What for the HEA?

February 11, 2016

The very existence of the Higher Education Academy seems so central to the Green Paper’s proposals to construct a teaching excellence framework that it is bewildering to find only a scattering of mentions of it in the Green Paper, none of them concerned with the value of its work in “enhancing teaching quality in higher education”, as it claims to do. Until recently, the HEA enjoyed Higher Education Funding Council for England funding on a much grander scale than other sector bodies, but that has now been cut. The vice-chancellors of England do not seem disposed to allow their institutions to become its replacement funders (“UUK board rejects HEA price hike”, 1 February).

A review of the HEA’s work would surely be timely now, ahead of the implementation of the Department for Business, Innovation and Skills’ DIY plans to introduce a TEF-in-a-hurry.

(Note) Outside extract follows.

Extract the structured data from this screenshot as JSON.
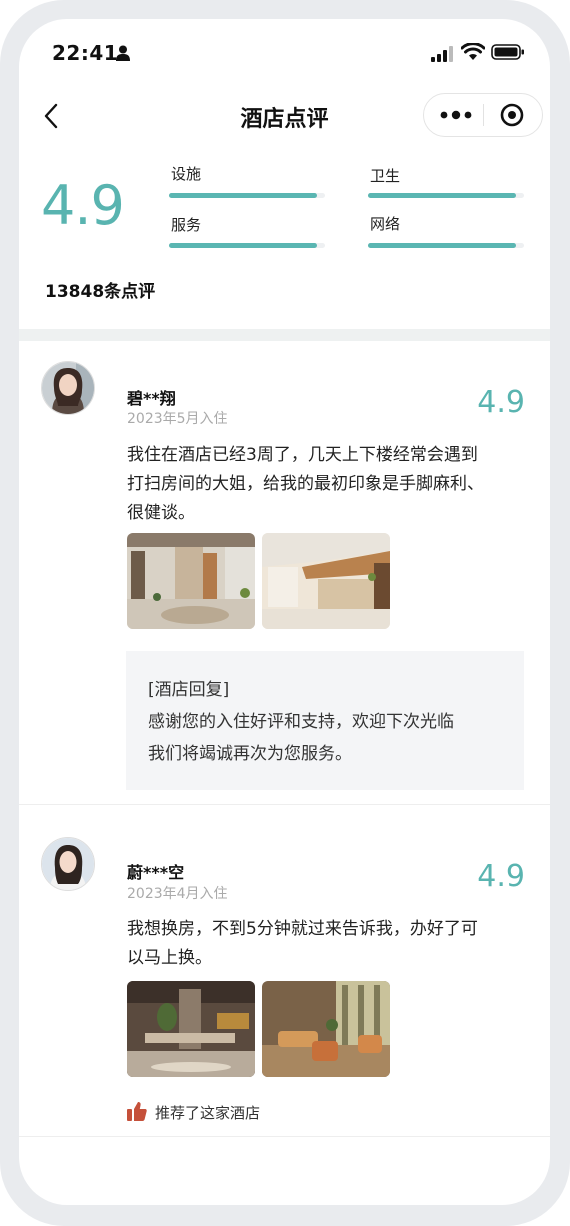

If it is enhancing teaching in an institution near you, that should surely include potential for the measurement of the resulting quantity of excellence added?

Another story of the week, in The Times and elsewhere, has been the tracking of student physical activity at Oral Roberts University in Oklahoma in the interests of better “learning management”. “Learning management” student tracking software is being developed in the UK, too. Surely this is another area of provision that BIS should be factoring into the TEF? How better to quantify student engagement and its results than to measure the very coursing of the blood in those receiving excellent teaching at a given level?